Re: Wrong Swelling
FYI - regarding battery swelling...
it's caused by the buildup of H2 gas inside the LiPo battery casing which is typically a somewhat soft material. There are a couple of things that can cause it:
1. mechanical damage, particularly during assembly
2. serious undervoltage with excess current being drawn over a long period of time.
The 1st is a production issue, fixable by swapping out the battery. The 2nd is a design issue, NOT fixable without re-doing the circuit board.
You can mitigate '2' by keeping your unused phone on the charger all of the time.
The reason it happens has to do with the chemistry of an LiPo battery. If you discharge it too much, the polymer breaks down and releases hydrogen.
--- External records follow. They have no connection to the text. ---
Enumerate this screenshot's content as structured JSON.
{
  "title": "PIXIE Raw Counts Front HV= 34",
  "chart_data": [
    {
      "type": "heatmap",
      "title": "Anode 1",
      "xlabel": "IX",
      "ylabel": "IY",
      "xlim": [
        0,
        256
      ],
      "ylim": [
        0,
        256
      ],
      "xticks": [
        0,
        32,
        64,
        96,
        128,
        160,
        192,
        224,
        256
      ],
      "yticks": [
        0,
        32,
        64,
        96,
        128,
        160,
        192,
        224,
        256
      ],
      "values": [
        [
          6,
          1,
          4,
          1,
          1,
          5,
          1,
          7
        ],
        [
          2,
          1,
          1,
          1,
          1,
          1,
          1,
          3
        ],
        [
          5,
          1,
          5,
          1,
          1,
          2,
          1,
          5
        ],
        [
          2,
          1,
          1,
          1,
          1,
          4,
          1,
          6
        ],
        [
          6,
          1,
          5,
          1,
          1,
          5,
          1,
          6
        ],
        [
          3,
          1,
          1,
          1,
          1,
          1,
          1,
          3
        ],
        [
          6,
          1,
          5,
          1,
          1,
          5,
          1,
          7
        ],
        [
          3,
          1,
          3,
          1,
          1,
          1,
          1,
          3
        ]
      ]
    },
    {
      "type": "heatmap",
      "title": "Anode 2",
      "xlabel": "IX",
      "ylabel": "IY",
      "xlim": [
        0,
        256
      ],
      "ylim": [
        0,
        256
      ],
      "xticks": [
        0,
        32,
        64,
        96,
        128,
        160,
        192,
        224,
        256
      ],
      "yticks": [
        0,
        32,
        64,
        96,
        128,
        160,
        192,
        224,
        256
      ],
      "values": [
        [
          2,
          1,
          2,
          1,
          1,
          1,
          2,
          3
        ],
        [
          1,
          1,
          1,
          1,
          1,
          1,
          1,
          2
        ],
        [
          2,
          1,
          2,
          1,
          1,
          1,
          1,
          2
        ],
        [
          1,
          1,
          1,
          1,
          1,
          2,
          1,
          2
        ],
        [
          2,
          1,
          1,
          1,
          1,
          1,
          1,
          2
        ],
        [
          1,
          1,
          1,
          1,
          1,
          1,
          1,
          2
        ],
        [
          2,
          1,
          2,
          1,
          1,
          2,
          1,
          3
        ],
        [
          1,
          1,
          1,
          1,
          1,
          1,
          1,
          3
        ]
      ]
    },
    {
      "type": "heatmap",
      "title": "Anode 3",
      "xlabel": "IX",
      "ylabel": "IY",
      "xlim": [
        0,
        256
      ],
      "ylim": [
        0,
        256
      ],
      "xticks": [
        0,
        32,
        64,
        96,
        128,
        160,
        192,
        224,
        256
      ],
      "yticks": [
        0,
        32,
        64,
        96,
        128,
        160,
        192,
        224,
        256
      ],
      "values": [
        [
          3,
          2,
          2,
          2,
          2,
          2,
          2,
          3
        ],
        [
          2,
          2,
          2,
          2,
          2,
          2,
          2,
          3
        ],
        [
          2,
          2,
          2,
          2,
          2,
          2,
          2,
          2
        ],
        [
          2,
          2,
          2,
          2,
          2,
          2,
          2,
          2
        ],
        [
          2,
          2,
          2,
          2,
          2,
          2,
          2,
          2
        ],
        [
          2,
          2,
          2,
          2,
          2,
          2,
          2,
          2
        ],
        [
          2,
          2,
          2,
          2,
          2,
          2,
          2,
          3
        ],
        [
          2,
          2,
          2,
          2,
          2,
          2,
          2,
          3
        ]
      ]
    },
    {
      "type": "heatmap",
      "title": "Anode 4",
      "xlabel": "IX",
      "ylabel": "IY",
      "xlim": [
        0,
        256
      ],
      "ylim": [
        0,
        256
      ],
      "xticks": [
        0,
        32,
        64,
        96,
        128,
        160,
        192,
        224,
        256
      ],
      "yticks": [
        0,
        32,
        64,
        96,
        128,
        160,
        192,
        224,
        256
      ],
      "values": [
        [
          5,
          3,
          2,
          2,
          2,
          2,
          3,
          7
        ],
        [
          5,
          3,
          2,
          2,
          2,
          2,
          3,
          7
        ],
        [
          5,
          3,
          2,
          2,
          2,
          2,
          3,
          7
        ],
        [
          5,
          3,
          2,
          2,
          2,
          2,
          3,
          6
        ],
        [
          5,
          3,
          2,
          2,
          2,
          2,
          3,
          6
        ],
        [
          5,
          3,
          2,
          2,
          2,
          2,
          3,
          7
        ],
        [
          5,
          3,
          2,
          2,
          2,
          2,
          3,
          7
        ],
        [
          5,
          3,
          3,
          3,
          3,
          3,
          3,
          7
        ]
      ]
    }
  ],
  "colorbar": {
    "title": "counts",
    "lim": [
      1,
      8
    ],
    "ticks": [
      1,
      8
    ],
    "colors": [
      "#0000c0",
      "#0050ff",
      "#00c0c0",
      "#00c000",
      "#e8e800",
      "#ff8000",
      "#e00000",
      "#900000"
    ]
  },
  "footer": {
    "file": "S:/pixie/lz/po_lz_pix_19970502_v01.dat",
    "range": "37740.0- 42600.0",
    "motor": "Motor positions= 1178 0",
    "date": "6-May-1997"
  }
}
LiPo batteries can self-discharge, so don't expect a charge to last more than a couple of month because of that. Additionally, if there is undervolt protection circuitry in the phone, it will draw a small amount of curent regardless of the state of the internal protection switch.
I recently designed such a circuit for a system where the entire circuit board + battery is potted in plastic, meaning you can't change the battery [it's waterproof though]. the batteries were having swelling problems. This was generically solved by an EXTREMELY low current battery undervolt cutout circuit, which draws only 10 microamps [or so] in the 'cutoff' state. It leverages a few other things to limit the current and the number of components.
/me takes a bow for the miraculous electronics engineering, a truly 'clever' hack, heh.
In the mean time, you STILL get trickle discharging of the LiPo, but you also get self-discharging. 10 microamps is about what a typical self-discharge is, and you can generally leave a LiPo on a shelf and let it self-discharge and not have it swell up like a pillow, even it it reaches zero volts. [it may still happen but from what I can tell, it's much much less frequent].
On the other hand, if you draw as little as 100 microamps from one of the smaller batteries [it may be more for a larger one], they tend to swell up like pillows once discharged down to 0V, and will do so within a month of being discharged, more often than not. So you can't just set it on a shelf unless your undervolt protection totally cuts off the battery [or gets trickle current down to about 10 microamps].
I've got on battery I've fully discharged at the ~10 microamp rate, and then re-charged, a few times. It's lasted for MONTHS this way, no apparent ill effects. It's as flat as a pancake, like it's supposed to be.
So I'd say Apple's problem is PROBABLY on the circuit board, and retro-fixing that is basically impossible, unless they can wire in an undervolt circuit between the battery and the circuit board somehow. Good luck fitting it in the case. I bet it's really *tight* in there.